L’une des plus importantes donations faites à ce jour en bitcoin à un site d’extrême droite a été envoyée à Andrew Anglin. Anglin est responsable du Daily Stormer, un site néo-nazi banni par la plupart des hébergeurs web depuis l’affaire de Charlottesville. En août dernier, exactement 14,88 bitcoins lui ont été envoyés. Selon le Washington Post, le premier nombre - 14 - fait référence à un slogan nazi qui comporte exactement 14 mots et concerne la protection “d’un futur pour les enfants blancs”. Les “88” centimes de la donation seraient liés à “Heil Hitler”, chacun des deux mots commençant par la huitième lettre de l’alphabet. Ces références peuvent paraître alambiquées, mais elles ont en tout cas valu leur pesant d’or pour Andrew Anglin : au moment où il a reçu ces 14,88 bitcoins, le total valait 60.000 dollars. S’il l’avait laissé fructifier, aujourd’hui, il possèderait avec cette somme l’équivalent de 235.000 dollars.
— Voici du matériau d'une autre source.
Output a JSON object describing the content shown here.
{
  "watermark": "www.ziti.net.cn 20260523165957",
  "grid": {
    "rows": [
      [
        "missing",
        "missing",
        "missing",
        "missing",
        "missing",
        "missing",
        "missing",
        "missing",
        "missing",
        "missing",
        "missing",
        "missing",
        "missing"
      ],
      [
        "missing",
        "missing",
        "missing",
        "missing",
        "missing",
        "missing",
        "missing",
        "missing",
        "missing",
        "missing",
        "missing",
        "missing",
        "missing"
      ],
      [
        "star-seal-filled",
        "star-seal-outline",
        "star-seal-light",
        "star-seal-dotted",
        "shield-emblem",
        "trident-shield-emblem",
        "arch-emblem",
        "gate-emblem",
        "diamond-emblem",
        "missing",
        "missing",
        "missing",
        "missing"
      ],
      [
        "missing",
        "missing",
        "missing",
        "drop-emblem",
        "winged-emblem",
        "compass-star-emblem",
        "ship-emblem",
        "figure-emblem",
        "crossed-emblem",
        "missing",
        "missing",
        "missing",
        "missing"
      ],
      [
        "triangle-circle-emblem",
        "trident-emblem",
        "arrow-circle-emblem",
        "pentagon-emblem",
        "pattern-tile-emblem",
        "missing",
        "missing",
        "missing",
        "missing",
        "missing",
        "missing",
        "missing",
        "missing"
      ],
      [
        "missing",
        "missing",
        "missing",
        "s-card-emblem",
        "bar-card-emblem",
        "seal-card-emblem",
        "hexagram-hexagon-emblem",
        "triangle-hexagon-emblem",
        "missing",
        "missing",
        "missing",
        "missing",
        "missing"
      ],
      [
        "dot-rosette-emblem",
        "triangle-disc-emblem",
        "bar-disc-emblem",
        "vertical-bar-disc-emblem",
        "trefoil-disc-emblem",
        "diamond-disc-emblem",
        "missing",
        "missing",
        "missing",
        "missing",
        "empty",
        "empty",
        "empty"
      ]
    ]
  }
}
Qui possède ce compte ? Pour l’instant, ni les spécialistes de cybersécurité, ni le SPLC ne sont capables d’affirmer l’identité de son détenteur. Richard Spencer, de son côté, affirme se délester peu à peu de ses bitcoins. Avec le gigantesque coup de balai qui a suivi Charlottesville, l’extrême droite américaine a besoin de fonds pour créer de nouveaux sites Internet et financer d’autres événements. Interrogé par le Washington Post, celui

qui s’arroge le titre de leader de l’alt-right en vient même à regretter de ne pas avoir investi plus tôt dans la cryptomonnaie : “J’aurais vraiment aimé avoir acheté davantage de bitcoins. Je suppose que nous sommes tous dans ce cas.


John Bambenek, spécialiste de la cybersécurité, assure que cette donation de 14,88 bitcoins n’est qu’une goutte d’eau. Selon ses recherches, le compte dont elle provient n’était qu’un intermédiaire. Potentiellement, l’alt-right aux Etats-Unis aurait à sa disposition un joli petit pécule de plus de 45 millions de dollars.